Target: Minnesota Governor Mark Dayton
Goal: Stop female genital mutilation on American-born girls from families that have emigrated from regions that still participate in this dangerous practice.
Female genital mutilation (FGM) is the act of cutting a young girl’s genitalia, a practice culturally found in the Middle East, Asia and Africa. While federal law prohibits FGM on U.S. soil, some families opt to send girls abroad to be cut, a practice known as “vacation cutting.” According to the Population Reference Bureau, Minnesota has the highest rate of at-risk girls with over 80 per 10,000 female residents. This endangers American-born girls from families who have recently emigrated from regions that participate in FGM.
Many believe FGM guards a woman’s honor, curbs her sexual appetite or brings her family luck. Instead, FGM brings a life of pain to survivors during sex and menstruation, as well as a host of other medical problems, including emotional trauma, infertility, frequent bladder infections and complications during childbirth. To these newly emigrated families, FGM is a rite of passage for young girls, and assimilating into a new country and culture does not erase preconceived notions and ancient traditions. Only eight states have specific laws that prohibit vacation cutting, although upward of 500,000 American girls are at risk.
FGM and vacation cutting must be stopped. Speak up to prohibit these practices in Minnesota and encourage other states to do the same.
Dear Governor Dayton,
Female genital mutilation is a practice that cuts young girls in the name of purity and it must be stopped. Although FGM is typically found throughout the Middle East, Asia and Africa, over 500,000 American girls are at risk. Federal law prohibits FGM on U.S. soil, but “vacation cutting,” the practice of sending young girls abroad to be cut, is still prevalent throughout the United States.

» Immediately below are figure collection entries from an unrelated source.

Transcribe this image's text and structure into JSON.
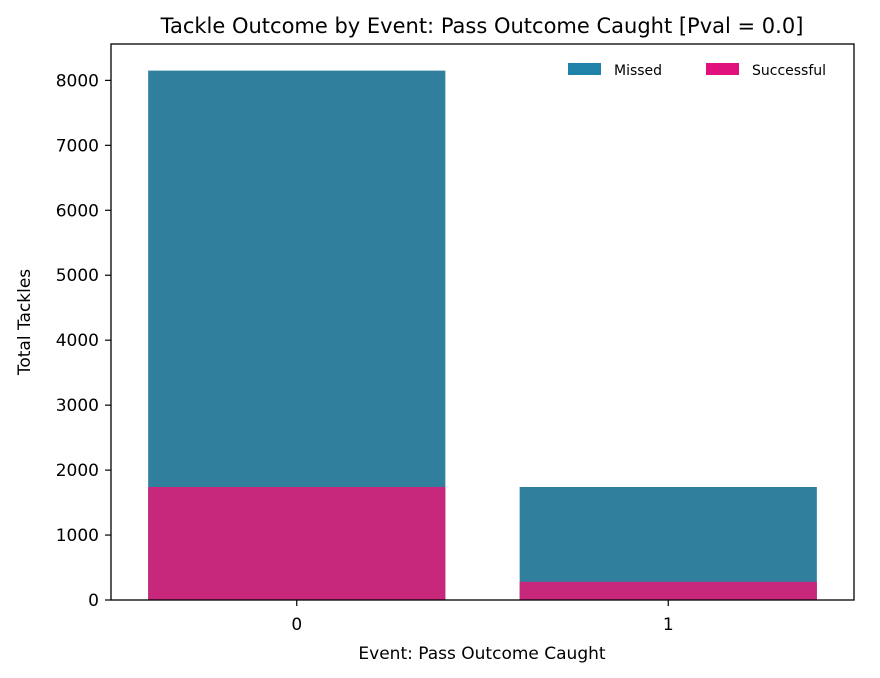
{
  "chart_data": {
    "type": "bar",
    "stacked": false,
    "title": "Tackle Outcome by Event: Pass Outcome Caught [Pval = 0.0]",
    "xlabel": "Event: Pass Outcome Caught",
    "ylabel": "Total Tackles",
    "categories": [
      "0",
      "1"
    ],
    "series": [
      {
        "name": "Missed",
        "values": [
          8150,
          1740
        ],
        "color": "#2f7f9d"
      },
      {
        "name": "Successful",
        "values": [
          1740,
          280
        ],
        "color": "#c8287c"
      }
    ],
    "legend_colors": [
      "#1f82a8",
      "#e0107c"
    ],
    "ylim": [
      0,
      8560
    ],
    "yticks": [
      0,
      1000,
      2000,
      3000,
      4000,
      5000,
      6000,
      7000,
      8000
    ],
    "legend": {
      "position": "top-right",
      "columns": 2
    },
    "grid": false
  }
}
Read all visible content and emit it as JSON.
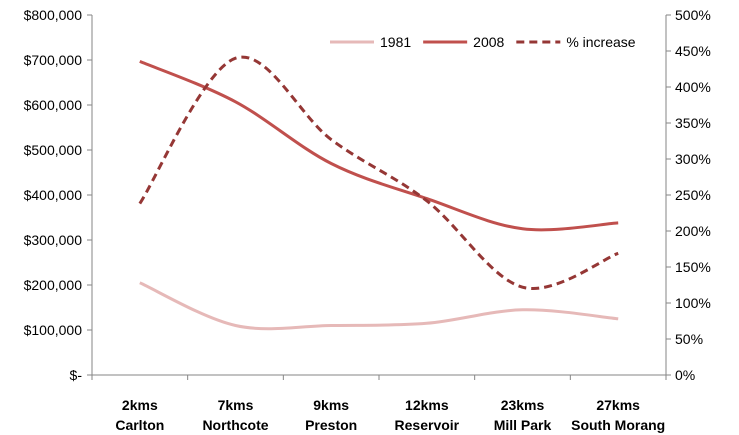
{
  "chart_data": {
    "type": "line",
    "title": "",
    "categories": [
      [
        "2kms",
        "Carlton"
      ],
      [
        "7kms",
        "Northcote"
      ],
      [
        "9kms",
        "Preston"
      ],
      [
        "12kms",
        "Reservoir"
      ],
      [
        "23kms",
        "Mill Park"
      ],
      [
        "27kms",
        "South Morang"
      ]
    ],
    "y_left": {
      "range": [
        0,
        800000
      ],
      "tick_labels": [
        "$-",
        "$100,000",
        "$200,000",
        "$300,000",
        "$400,000",
        "$500,000",
        "$600,000",
        "$700,000",
        "$800,000"
      ]
    },
    "y_right": {
      "range": [
        0,
        500
      ],
      "tick_labels": [
        "0%",
        "50%",
        "100%",
        "150%",
        "200%",
        "250%",
        "300%",
        "350%",
        "400%",
        "450%",
        "500%"
      ]
    },
    "series": [
      {
        "name": "1981",
        "axis": "left",
        "color": "#e6b9b8",
        "dash": "solid",
        "values": [
          205000,
          110000,
          110000,
          115000,
          145000,
          125000
        ]
      },
      {
        "name": "2008",
        "axis": "left",
        "color": "#c0504d",
        "dash": "solid",
        "values": [
          697000,
          607000,
          470000,
          392000,
          325000,
          338000
        ]
      },
      {
        "name": "% increase",
        "axis": "right",
        "color": "#953735",
        "dash": "dashed",
        "values": [
          238,
          440,
          327,
          242,
          122,
          169
        ]
      }
    ],
    "legend_position": "top-right",
    "grid": false
  }
}
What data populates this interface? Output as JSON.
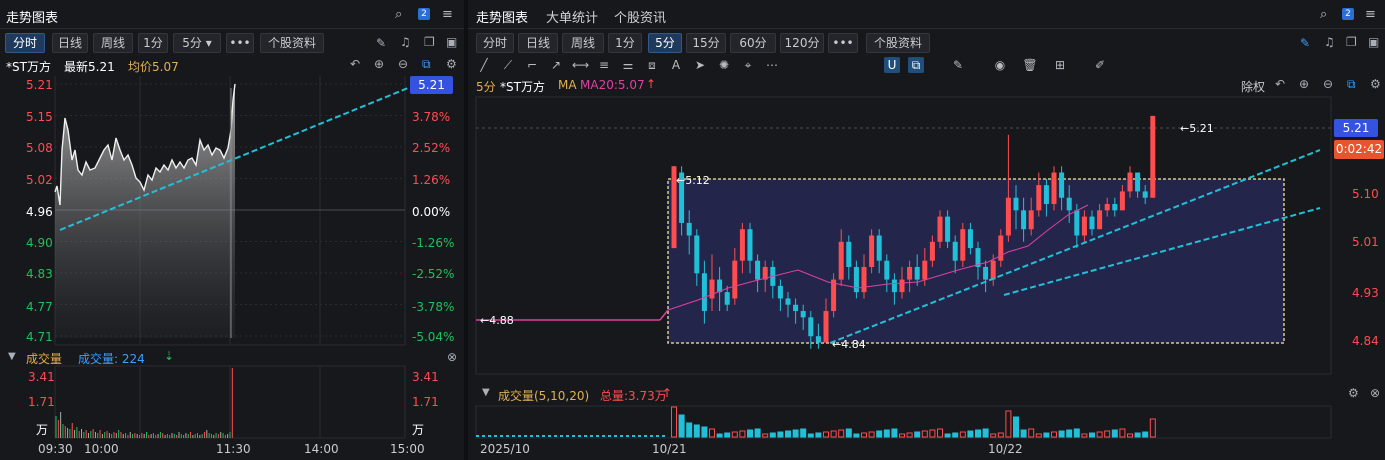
{
  "left": {
    "tab_title": "走势图表",
    "badge": "2",
    "periods": [
      "分时",
      "日线",
      "周线",
      "1分",
      "5分 ▾",
      "•••",
      "个股资料"
    ],
    "active_period": 0,
    "stock_name": "*ST万方",
    "latest_label": "最新5.21",
    "avg_label": "均价5.07",
    "price_ticks": [
      "5.21",
      "5.15",
      "5.08",
      "5.02",
      "4.96",
      "4.90",
      "4.83",
      "4.77",
      "4.71"
    ],
    "pct_ticks": [
      "3.78%",
      "2.52%",
      "1.26%",
      "0.00%",
      "-1.26%",
      "-2.52%",
      "-3.78%",
      "-5.04%"
    ],
    "current_price_tag": "5.21",
    "volume_title": "成交量",
    "volume_label": "成交量: 224",
    "vol_ticks": [
      "3.41",
      "1.71",
      "万"
    ],
    "time_ticks": [
      "09:30",
      "10:00",
      "11:30",
      "14:00",
      "15:00"
    ]
  },
  "right": {
    "tabs": [
      "走势图表",
      "大单统计",
      "个股资讯"
    ],
    "badge": "2",
    "periods": [
      "分时",
      "日线",
      "周线",
      "1分",
      "5分",
      "15分",
      "60分",
      "120分",
      "•••",
      "个股资料"
    ],
    "active_period": 4,
    "legend_period": "5分",
    "legend_name": "*ST万方",
    "legend_ma": "MA",
    "legend_ma20": "MA20:5.07",
    "adjust_label": "除权",
    "price_ticks": [
      "5.10",
      "5.01",
      "4.93",
      "4.84"
    ],
    "current_price_tag": "5.21",
    "countdown": "0:02:42",
    "annotations": {
      "high": "5.21",
      "box_top": "5.12",
      "left": "4.88",
      "low": "4.84"
    },
    "volume_title": "成交量(5,10,20)",
    "total_volume": "总量:3.73万",
    "date_ticks": [
      "2025/10",
      "10/21",
      "10/22"
    ]
  },
  "colors": {
    "up": "#ff4d4f",
    "down": "#22c0d8",
    "accent": "#2b6fd6",
    "ma": "#e040a0",
    "trend": "#22c0d8"
  }
}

Eight states have added their own laws to protect at-risk girls. Minnesota has the highest rate of at-risk girls, according to the Population Reference Bureau, but does not have an additional state law to prevent vacation cutting. American girls who are considered at-risk are typically born in the United States and belong to families who have roots in cultures who participate in FGM.
The effects of FGM are traumatic and severely affect women’s health long term. Survivors often face lifelong pain during menstruation and sex, as well as infertility, frequent bladder infections and complications during childbirth.
FGM is done to guard a woman’s honor, control her sexual desire or even bring her family luck. In reality, FGM is a human rights violation that must be prevented. Add Minnesota to the list of states willing to double down and protect American girls from FGM.